Di sisi lain, besaran GNP dan GDP sering kali tidak sejalan dengan kondisi di lapangan. Pertumbuhan ekonomi yang digadang-gadang mampu membawa pada kesejahteraan rakyat, nyatanya di lapangan justru menimbulkan kesenjangan. Bisa kita melihat di lapangan bahwa kemiskinan masih menjadi PR bagi penguasa negeri ini, angka pengangguran masih tinggi, dan masalah ekonomi lainnya masih menyelimuti rakyat negeri ini.

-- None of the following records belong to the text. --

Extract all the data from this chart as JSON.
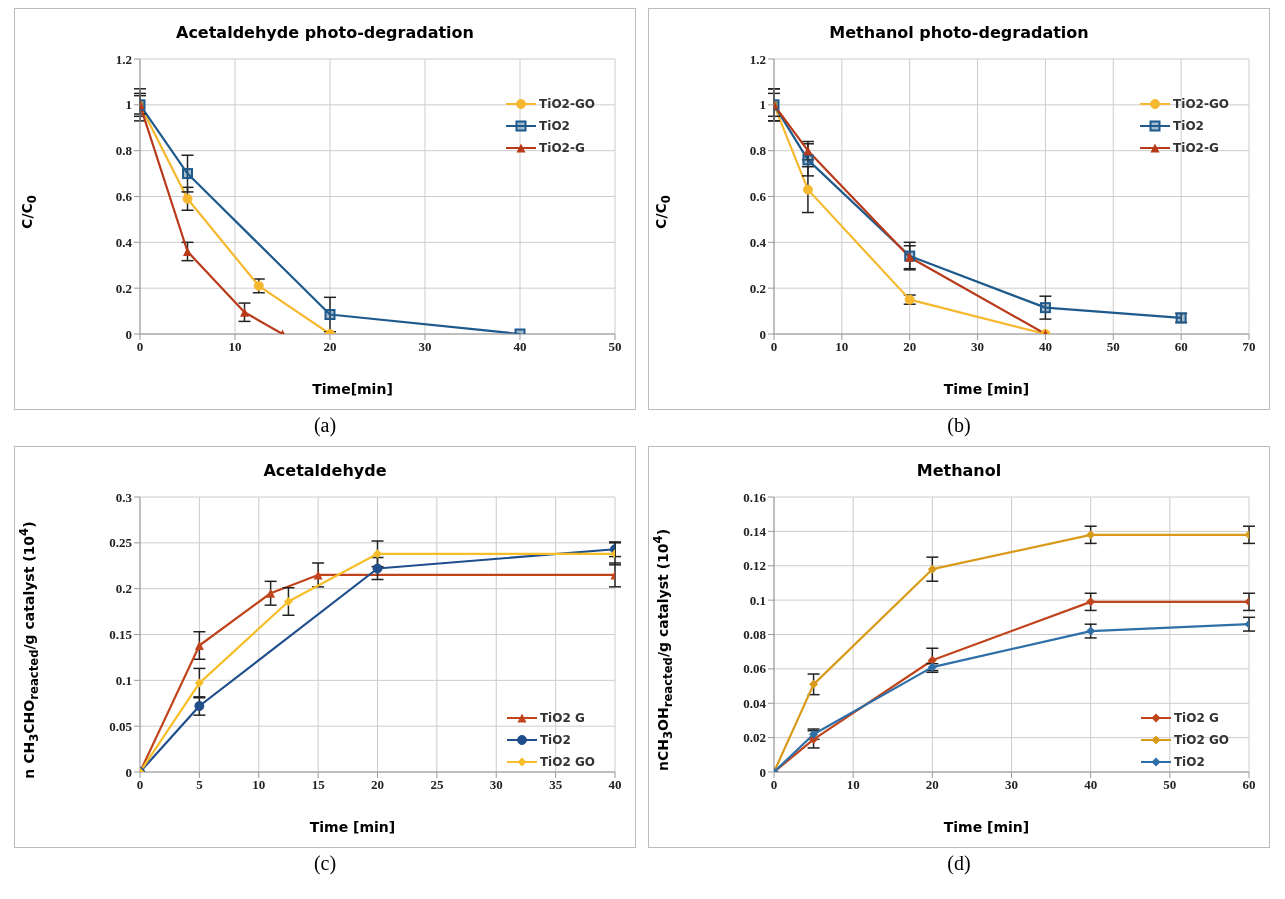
{
  "chart_data": [
    {
      "type": "line",
      "title": "Acetaldehyde photo-degradation",
      "xlabel": "Time[min]",
      "ylabel": "C/C$_{0}$",
      "annotations": [
        "(a)"
      ],
      "xlim": [
        0,
        50
      ],
      "xticks": [
        0,
        10,
        20,
        30,
        40,
        50
      ],
      "ylim": [
        0,
        1.2
      ],
      "yticks": [
        0,
        0.2,
        0.4,
        0.6,
        0.8,
        1,
        1.2
      ],
      "grid": true,
      "legend": "top right",
      "series": [
        {
          "name": "TiO2-GO",
          "color": "#f5b82e",
          "marker": "circle",
          "x": [
            0,
            5,
            12.5,
            20
          ],
          "values": [
            1,
            0.59,
            0.21,
            0
          ],
          "errors": [
            0.05,
            0.05,
            0.03,
            null
          ]
        },
        {
          "name": "TiO2",
          "color": "#1f5a8c",
          "marker": "square",
          "x": [
            0,
            5,
            20,
            40
          ],
          "values": [
            1,
            0.7,
            0.085,
            0
          ],
          "errors": [
            0.07,
            0.08,
            0.075,
            null
          ]
        },
        {
          "name": "TiO2-G",
          "color": "#b83a1a",
          "marker": "triangle",
          "x": [
            0,
            5,
            11,
            15
          ],
          "values": [
            1,
            0.36,
            0.095,
            0
          ],
          "errors": [
            0.04,
            0.04,
            0.04,
            null
          ]
        }
      ]
    },
    {
      "type": "line",
      "title": "Methanol photo-degradation",
      "xlabel": "Time [min]",
      "ylabel": "C/C$_{0}$",
      "annotations": [
        "(b)"
      ],
      "xlim": [
        0,
        70
      ],
      "xticks": [
        0,
        10,
        20,
        30,
        40,
        50,
        60,
        70
      ],
      "ylim": [
        0,
        1.2
      ],
      "yticks": [
        0,
        0.2,
        0.4,
        0.6,
        0.8,
        1,
        1.2
      ],
      "grid": true,
      "legend": "top right",
      "series": [
        {
          "name": "TiO2-GO",
          "color": "#f5b82e",
          "marker": "circle",
          "x": [
            0,
            5,
            20,
            40
          ],
          "values": [
            1,
            0.63,
            0.15,
            0
          ],
          "errors": [
            0.07,
            0.1,
            0.02,
            null
          ]
        },
        {
          "name": "TiO2",
          "color": "#1f5a8c",
          "marker": "square",
          "x": [
            0,
            5,
            20,
            40,
            60
          ],
          "values": [
            1,
            0.76,
            0.34,
            0.115,
            0.07
          ],
          "errors": [
            0.07,
            0.07,
            0.06,
            0.05,
            0.02
          ]
        },
        {
          "name": "TiO2-G",
          "color": "#b83a1a",
          "marker": "triangle",
          "x": [
            0,
            5,
            20,
            40
          ],
          "values": [
            1,
            0.8,
            0.335,
            0
          ],
          "errors": [
            0.05,
            0.04,
            0.05,
            null
          ]
        }
      ]
    },
    {
      "type": "line",
      "title": "Acetaldehyde",
      "xlabel": "Time [min]",
      "ylabel": "n CH$_{3}$CHO$_{reacted}$/g catalyst (10$^{4}$)",
      "annotations": [
        "(c)"
      ],
      "xlim": [
        0,
        40
      ],
      "xticks": [
        0,
        5,
        10,
        15,
        20,
        25,
        30,
        35,
        40
      ],
      "ylim": [
        0,
        0.3
      ],
      "yticks": [
        0,
        0.05,
        0.1,
        0.15,
        0.2,
        0.25,
        0.3
      ],
      "grid": true,
      "legend": "bottom right",
      "series": [
        {
          "name": "TiO2 G",
          "color": "#c0441c",
          "marker": "triangle",
          "x": [
            0,
            5,
            11,
            15,
            40
          ],
          "values": [
            0,
            0.138,
            0.195,
            0.215,
            0.215
          ],
          "errors": [
            null,
            0.015,
            0.013,
            0.013,
            0.013
          ]
        },
        {
          "name": "TiO2",
          "color": "#1f4e8c",
          "marker": "circle",
          "x": [
            0,
            5,
            20,
            40
          ],
          "values": [
            0,
            0.072,
            0.222,
            0.243
          ],
          "errors": [
            null,
            0.01,
            0.012,
            0.008
          ]
        },
        {
          "name": "TiO2 GO",
          "color": "#f7be2a",
          "marker": "diamond",
          "x": [
            0,
            5,
            12.5,
            20,
            40
          ],
          "values": [
            0,
            0.097,
            0.186,
            0.238,
            0.238
          ],
          "errors": [
            null,
            0.016,
            0.015,
            0.014,
            0.012
          ]
        }
      ]
    },
    {
      "type": "line",
      "title": "Methanol",
      "xlabel": "Time [min]",
      "ylabel": "nCH$_{3}$OH$_{reacted}$/g catalyst (10$^{4}$)",
      "annotations": [
        "(d)"
      ],
      "xlim": [
        0,
        60
      ],
      "xticks": [
        0,
        10,
        20,
        30,
        40,
        50,
        60
      ],
      "ylim": [
        0,
        0.16
      ],
      "yticks": [
        0,
        0.02,
        0.04,
        0.06,
        0.08,
        0.1,
        0.12,
        0.14,
        0.16
      ],
      "grid": true,
      "legend": "bottom right",
      "series": [
        {
          "name": "TiO2 G",
          "color": "#c0441c",
          "marker": "diamond",
          "x": [
            0,
            5,
            20,
            40,
            60
          ],
          "values": [
            0,
            0.019,
            0.065,
            0.099,
            0.099
          ],
          "errors": [
            null,
            0.005,
            0.007,
            0.005,
            0.005
          ]
        },
        {
          "name": "TiO2 GO",
          "color": "#d99a1a",
          "marker": "diamond",
          "x": [
            0,
            5,
            20,
            40,
            60
          ],
          "values": [
            0,
            0.051,
            0.118,
            0.138,
            0.138
          ],
          "errors": [
            null,
            0.006,
            0.007,
            0.005,
            0.005
          ]
        },
        {
          "name": "TiO2",
          "color": "#2e6fa8",
          "marker": "diamond",
          "x": [
            0,
            5,
            20,
            40,
            60
          ],
          "values": [
            0,
            0.022,
            0.061,
            0.082,
            0.086
          ],
          "errors": [
            null,
            0.003,
            0.002,
            0.004,
            0.004
          ]
        }
      ]
    }
  ]
}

Pertumbuhan ekonomi yang tidak berkorelasi pada kesejahteraan rakyat, dikarenakan yang menjadi penikmat peningkatan produksi barang dan jasa, serta investasi hanyalah para pemodal yakni mereka yang memiliki kekayaan atau si kaya, sedangkan yang lainnya yakni si miskin masih tetap dalam kondisinya yakni sulit untuk memenuhi kebutuhan hidupnya.
Inilah negeri kapitalisme yang hanya mementingkan pertumbuhan ekonomi dalam negerinya, kemudian bagaimana meningkatkan produksi barang dan jasa, meningkatkan GNP dan GDP, tanpa mereka memperhatikan kondisi rakyat di lapangan. Kesejahteraan rakyat hanya sebatas angka yang tertoreh di atas kertas.
Islam Memberikan Kesejahteraan Hakiki
Dalam kacamata Islam, parameter yang digunakan untuk mengukur kesejahteraan rakyat lebih rigid (detail) yakni berdasarkan terpenuhinya kebutuhan dasar per individu masyarakatnya secara berkelanjutan, serta bagaimana perbaikan taraf kehidupannya dalam segala aspek, mulai dari terjangkau biaya pendidikan, biaya kesehatan, dan terpenuhinya aspek ekonomi lainnya.
Pakar ekonomi Islam, Nida Sa'adah pun mengungkapkan bahwa tolak ukur kesejahteraan dalam Islam yakni terpenuhinya kebutuhan dasar rakyat per individu. Artinya, jika warga negara ada 1000 jiwa mulai dari berbagai usia, mereka semua wajib terpenuhi kebutuhan dasarnya. Namun, jika dari 1000 jiwa kemudian ada satu orang saja yang tidak terpenuhi kebutuhan dasarnya, berarti ada kesalahan dalam ekonomi negaranya, sehingga negara Islam benar-benar memastikan bahwa seluruh masyarakat mendapatkan kesejahteraan, bukan hanya sekadar persentase ataupun data di atas kertas.
Ada beberapa hal yang dilakukan oleh negara Islam untuk mewujudkan kesejahteraan hakiki pada rakyatnya.
Pertama, seorang khalifah/pemimpin memastikan setiap individu rakyatnya terpenuhi kebutuhan dasarnya, mulai sandang, pangan, dan papan dengan cara mewajibkan setiap kepala keluarga atau pencari nafkah untuk bekerja memenuhi kebutuhan hidup keluarganya. Dalam hal ini negara bukan hanya mewajibkan para pencari nafkah untuk bekerja, namun negara memiliki kewajiban menyediakan lapangan pekerjaan seluas-luasnya, termasuk bagi rakyat yang disabilitas.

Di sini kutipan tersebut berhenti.